An example we typically see in the evolving healthcare field is automation design specific to products through test data management.
It includes design engineering for complex and dedicated robotic electromechanical systems that have to regulate many product and technical requirements.
Manufacturing Highly Reliable Disposables at Scale
As healthcare products shift to becoming more patient-centric, original equipment manufacturers (OEMs) have the challenge of guaranteeing a quality control process that can ensure traceability and consistency for their products.
There are routing controls and a distinct process needed to meet the demands of the industry regulations. Using a top-notch PFS (process feedback system) helps to adjust for tracking with automated processes, even if the assemblies are complicated.
With consumables, you must identify and recognize the correct manufacturing checkpoints while ensuring the assembly process is effective and repeatable.
Human error dramatically increases as devices get more intricate. An automated test platform for test data management is crucial for the success of product design, given the new and stringent policies.
For example, many assembly lines use automated vision systems that can scan the barcodes of the parts and send the data back to the feedback system to analyze the individual assembly.
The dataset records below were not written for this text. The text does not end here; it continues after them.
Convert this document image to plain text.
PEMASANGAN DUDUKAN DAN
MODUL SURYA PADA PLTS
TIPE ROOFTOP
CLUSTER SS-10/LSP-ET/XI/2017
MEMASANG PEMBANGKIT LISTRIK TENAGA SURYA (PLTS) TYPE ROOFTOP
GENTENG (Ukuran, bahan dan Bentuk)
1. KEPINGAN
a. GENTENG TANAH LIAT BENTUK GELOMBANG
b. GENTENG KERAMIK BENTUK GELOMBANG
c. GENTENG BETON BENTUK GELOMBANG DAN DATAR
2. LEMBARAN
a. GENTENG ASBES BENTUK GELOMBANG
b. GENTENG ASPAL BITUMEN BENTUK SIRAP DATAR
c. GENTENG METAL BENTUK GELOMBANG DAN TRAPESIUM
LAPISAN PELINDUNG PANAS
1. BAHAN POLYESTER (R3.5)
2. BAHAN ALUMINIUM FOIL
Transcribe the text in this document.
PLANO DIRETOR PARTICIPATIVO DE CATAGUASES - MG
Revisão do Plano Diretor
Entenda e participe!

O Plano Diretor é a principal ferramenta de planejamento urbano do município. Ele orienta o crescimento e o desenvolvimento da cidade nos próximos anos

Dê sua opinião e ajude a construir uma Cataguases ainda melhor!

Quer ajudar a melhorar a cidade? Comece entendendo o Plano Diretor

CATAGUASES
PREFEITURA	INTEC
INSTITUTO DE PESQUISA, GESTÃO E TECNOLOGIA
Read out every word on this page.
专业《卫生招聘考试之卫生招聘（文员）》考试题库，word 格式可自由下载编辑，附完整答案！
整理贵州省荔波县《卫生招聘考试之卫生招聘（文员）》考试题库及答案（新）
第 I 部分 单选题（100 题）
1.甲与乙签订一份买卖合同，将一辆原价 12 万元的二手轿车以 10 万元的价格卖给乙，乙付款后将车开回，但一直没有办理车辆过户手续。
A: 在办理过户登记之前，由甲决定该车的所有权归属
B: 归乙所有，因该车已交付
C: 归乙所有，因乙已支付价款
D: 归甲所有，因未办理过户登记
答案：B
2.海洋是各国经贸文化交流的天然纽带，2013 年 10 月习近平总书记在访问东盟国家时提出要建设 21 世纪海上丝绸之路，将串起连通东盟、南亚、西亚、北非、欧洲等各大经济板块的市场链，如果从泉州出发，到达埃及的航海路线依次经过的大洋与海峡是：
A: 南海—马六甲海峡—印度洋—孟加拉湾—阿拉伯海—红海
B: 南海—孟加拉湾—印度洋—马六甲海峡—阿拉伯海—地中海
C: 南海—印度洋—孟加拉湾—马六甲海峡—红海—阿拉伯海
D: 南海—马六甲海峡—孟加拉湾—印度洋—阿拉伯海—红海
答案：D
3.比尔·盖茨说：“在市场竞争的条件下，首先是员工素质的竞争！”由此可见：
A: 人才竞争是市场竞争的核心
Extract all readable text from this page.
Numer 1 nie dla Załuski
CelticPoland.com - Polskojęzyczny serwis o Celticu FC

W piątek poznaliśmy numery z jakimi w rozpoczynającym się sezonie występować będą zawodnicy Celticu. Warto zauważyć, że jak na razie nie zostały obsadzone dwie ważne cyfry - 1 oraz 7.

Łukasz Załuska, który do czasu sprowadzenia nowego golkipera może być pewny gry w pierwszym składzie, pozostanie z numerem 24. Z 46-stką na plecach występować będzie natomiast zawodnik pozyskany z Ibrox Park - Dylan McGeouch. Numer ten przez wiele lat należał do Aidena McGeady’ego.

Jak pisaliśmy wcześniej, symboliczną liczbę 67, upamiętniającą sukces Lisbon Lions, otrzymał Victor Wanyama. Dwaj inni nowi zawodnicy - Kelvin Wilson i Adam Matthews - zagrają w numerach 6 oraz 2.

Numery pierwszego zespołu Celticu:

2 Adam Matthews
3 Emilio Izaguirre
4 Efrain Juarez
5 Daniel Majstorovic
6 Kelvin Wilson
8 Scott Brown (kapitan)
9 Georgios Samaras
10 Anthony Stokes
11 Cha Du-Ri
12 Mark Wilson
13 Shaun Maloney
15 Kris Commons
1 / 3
4. Prioritizing Costs While Mitigating Risks
There has been an apparent effort by OEMs to decrease the overall costs, and a semi-solution has been to adjust who can use the device. Medical technicians, nurses, and clinical fellows operate the instruments that a surgeon or physician would typically manage.
The user interfaces on these medical devices are easier to understand and more intuitive than in the past, making it more straightforward for less experienced employees.
The primary consideration here is to develop multiple levels for the UI so that individuals with varying ranges of training and ability can operate it.
Also, doctors can set various parameters and customizations so that specific procedures are not accessible without special permission.
User requirements such as these have played a massive role in the recent design of medical devices. Examples of devices at the forefront of this current trend are filters, peristaltic pumps, sensors, connections, and more.
While not always easy to carry out depending on the hospital's capabilities, staff competency, budget, and so on, it's a necessary adjustment for incoming healthcare products.
5. Aggressive Development Schedules
As the medical equipment industry continues to grow, hospitals, clinics, and other medical professionals seek to contract with companies with a proven record of adjusting rapidly to new prototypes. At this point, there's no other way to keep up with the competition.
These aggressive turnaround times, while also complying with the new standards, indicate that equipment managers have to coordinate with design engineering, manufacturing, and component procurement teams to respond efficiently with high-quality products.
As things progress and healthcare unions and professionals strive to save costs in the field while maintaining quality, new challenges arise. Multiple solutions include per-case costs, CapEx, maximizing operational efficiencies, and test data management to limit costly errors.
There must be more balance and dedication from innovation teams that drive the market regarding device technology.
While trying to keep up with the competitive landscape, cost savings is a major consideration, but patient expectations are becoming the most significant indicator of OEM success.